Roasted Corn and Black Bean Cheddar Melt Burgers.
These black bean corn burgers are summer perfection! Roasted corn, bell peppers and black beans come together for the best burger ever!
These burgers are summer on a bun!
Seriously. These are one of my favorite weeknight meals because they are so versatile. The flavor screams summer garden and warm weather. The texture is fabulous. And you can eat them on a bun, in a wrap, on a salad, by themselves with lots of dip… as you can see, the options are endless!
That’s my favorite kind of meal, obviously.
If you have a copy of Everyday Dinners, then you know that our most favorite black bean burger recipe is inside the burger. And it’s actually baked! Yes, baked in the oven – not done in a skillet or on the grill.
Now of course, you CAN do them in a skillet or on the grill. That works too! But something about the ease of baking them is just amazing.
I took the recipe and used some of the base to make these roasted corn and black bean burgers. I was inspired after we went to a local burger restaurant a few weeks ago and saw their corn and black bean burger on the menu. And I knew I had HAD to try it with my favorite black bean burger recipe. As a huge corn lover, I thought it would be perfect (I was right) and couldn’t wait to give my black bean recipe a summer lift!
These black bean burgers have the roasted corn and bell peppers diced up and mashed inside. The key to great texture is making sure to mash about half of the beans coarsely and leaving the rest whole. The corn and peppers also add a great bite.
You seriously won’t BELIEVE how fast these come together. I love to add in some BBQ sauce, garlic, breadcrumbs and lots of seasonings to make the flavor pop. I’ve used leftovers of these on top of grain bowls, I’ve crumbled them in salads and I’ve even used them for patty melts.
They are absolutely wonderful!
The thing is, I do have another veggie burger here on the blog that we adore.
I have shared my ultimate absolutely favorite veggie burger here – and it is a major HIT. That has not changed. That veggie burger is incredible – quite possibly the best one I’ve ever tasted. It is also a ton of work and so high maintenance. It’s not a burger I could ever make every week or anything – because it takes a ton of prep.
And more importantly, it’s not fully bean based! There are beans in it, but there are SO many other things that bring it together so it doesn’t seem like a black bean burger.
So enter these: these burgers are more of a classic summer black bean burger, with corn and peppers, and they come together FAST. You don’t have to prep much ahead of time. You can throw them together and have them made for dinner or lunch and be good to go.
One these burgers are cooked, I love to melt sharp cheddar on top. I’ve never met a burger that doesn’t want cheese and these are no exception! I also will sometimes do a spread of some sort – either my house sauce, garlic herb mayo, maybe even ketchup.
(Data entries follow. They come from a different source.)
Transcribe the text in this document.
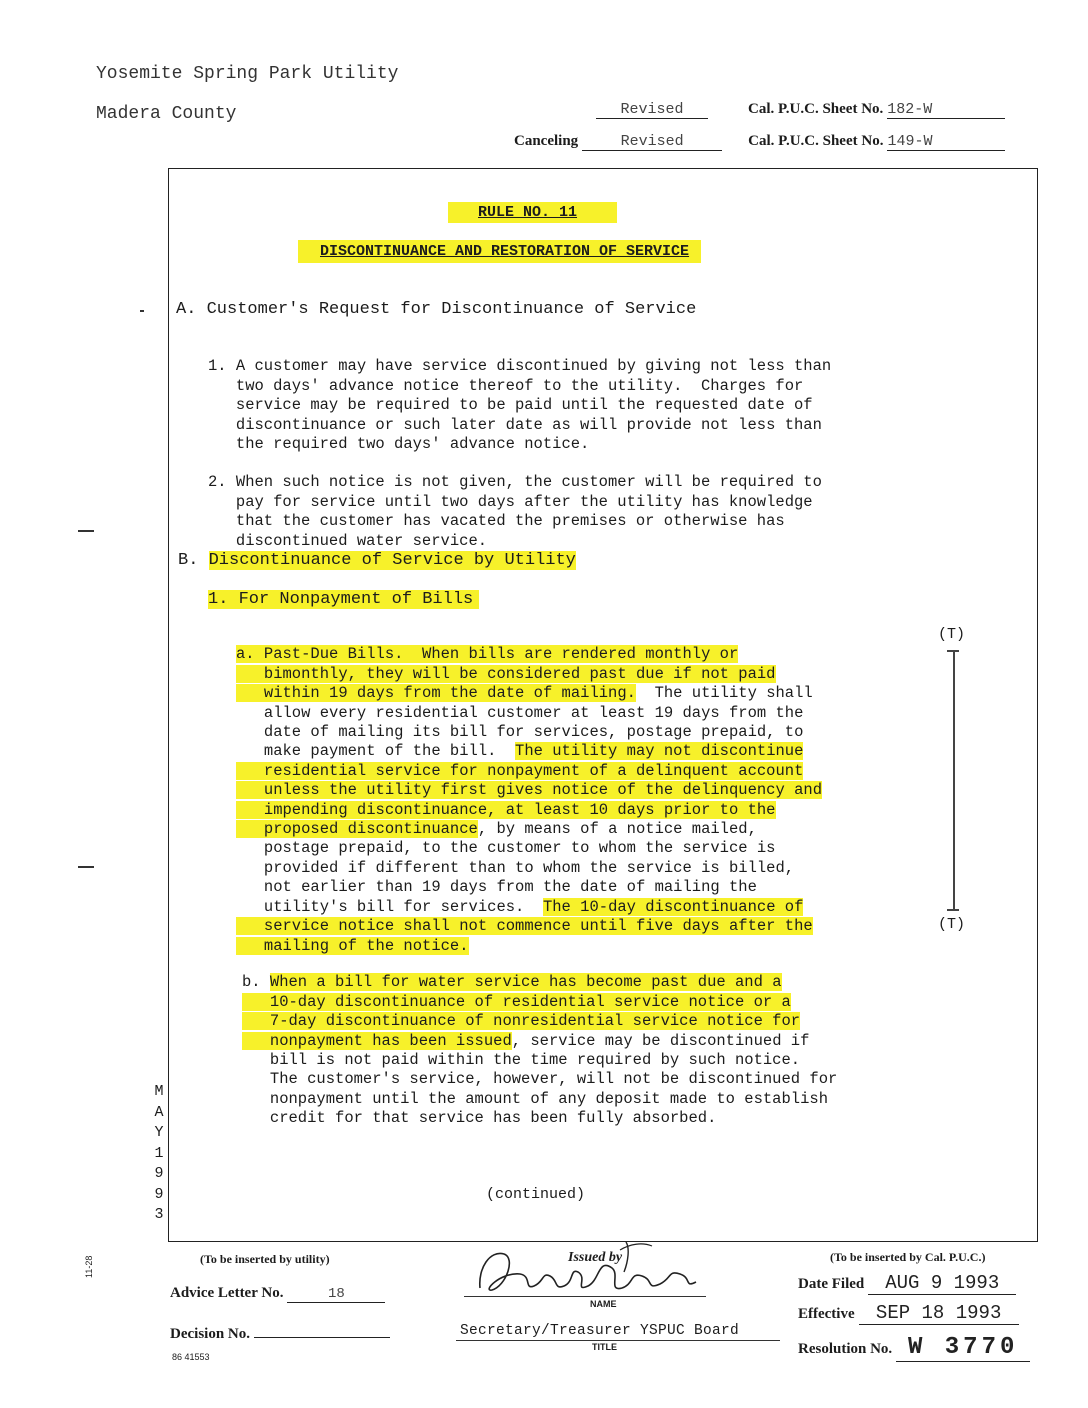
Yosemite Spring Park Utility
Madera County	Revised	Cal. P.U.C. Sheet No. 182-W
Canceling	Revised	Cal. P.U.C. Sheet No. 149-W
RULE NO. 11
DISCONTINUANCE AND RESTORATION OF SERVICE
A. Customer's Request for Discontinuance of Service

1. A customer may have service discontinued by giving not less than
two days' advance notice thereof to the utility.  Charges for
service may be required to be paid until the requested date of
discontinuance or such later date as will provide not less than
the required two days' advance notice.

2. When such notice is not given, the customer will be required to
pay for service until two days after the utility has knowledge
that the customer has vacated the premises or otherwise has
discontinued water service.
B. Discontinuance of Service by Utility
1. For Nonpayment of Bills

a. Past-Due Bills.  When bills are rendered monthly or
bimonthly, they will be considered past due if not paid
within 19 days from the date of mailing.  The utility shall
allow every residential customer at least 19 days from the
date of mailing its bill for services, postage prepaid, to
make payment of the bill.  The utility may not discontinue
residential service for nonpayment of a delinquent account
unless the utility first gives notice of the delinquency and
impending discontinuance, at least 10 days prior to the
proposed discontinuance, by means of a notice mailed,
postage prepaid, to the customer to whom the service is
provided if different than to whom the service is billed,
not earlier than 19 days from the date of mailing the
utility's bill for services.  The 10-day discontinuance of
service notice shall not commence until five days after the
mailing of the notice.
(T)
(T)

b. When a bill for water service has become past due and a
10-day discontinuance of residential service notice or a
7-day discontinuance of nonresidential service notice for
nonpayment has been issued, service may be discontinued if
bill is not paid within the time required by such notice.
The customer's service, however, will not be discontinued for
nonpayment until the amount of any deposit made to establish
credit for that service has been fully absorbed.
M
A
Y
1
9
9
3
(continued)
(To be inserted by utility)
Advice Letter No.	18
Decision No.
86 41553
11-28	Issued by
NAME
Secretary/Treasurer YSPUC Board
TITLE
(To be inserted by Cal. P.U.C.)
Date Filed AUG 9 1993
Effective SEP 18 1993
Resolution No. W 3770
Throw on some greens (I love arugula microgreens with their peppery bite) and then I top everything with pickled onions. A fluffy bun gives the burger a warm hug and it’s a serious delightful meal! I mean, check out that texture!
Black Bean Corn Burgers
Black Bean Roasted Corn Cheddar Melt Burgers
- 2 ears corn on the cob
- 1 tablespoon olive oil
- 1 shallot, diced
- 1 bell pepper, diced
- 2 garlic cloves, minced
- kosher salt and pepper
- 2 cans black beans, drained and rinsed
- ½ cup seasoned bread crumbs
- 1 teaspoon smoked paprika
- ½ teaspoon ground cumin
- 2 tablespoons BBQ sauce
- 1 tablespoons worcestershire sauce
- 2 large eggs, lightly beaten
- sharp cheddar slices, for serving
- toasted buns, for serving
- microgreens or spring greens, for serving
- Preheat the oven to 400 degrees F. Line a baking sheet with parchment paper for the burgers. Place the ears of corn on a separate baking sheet.
- Brush the corn with melted butter or olive oil. Season with salt and pepper. Stick the corn in the oven and roast for 15 to 20 minutes. Slice it off the cob once finished. You can also grill the corn if you wish. You can also just use regular corn - whether it’s sliced fresh from the cob or cooked in a steamfresh bag. Reduce the oven heat to 350 degrees F when the corn is done.
- While the corn is roasting, heat a skillet over medium-low heat and add the olive oil. Add the shallot, pepper, garlic, a pinch of salt and pepper and cook until softened, about 5 minutes. Turn off the heat.
- Place three quarters of the black beans in a large bowl and mash them with a fork or a potato masher. Add the rest of the black beans, the corn, the shallot/pepper mixture, the bread crumbs, paprika and cumin. Stir to combine. Stir in the BBQ sauce, worcestershire sauce and eggs. Form the mixture into patties. Place each patty on the parchment paper. If desired, you can give each a little spritz of olive oil so the tops crisp up.
- Bake for 12 minutes. Gently flip (use a spatula and your hand to flip!) and bake for 12 to 15 minutes more. A minute or so before they are done, top with cheddar and let it melt in the oven. Serve immediately on buns with pickled onions and your favorite spread.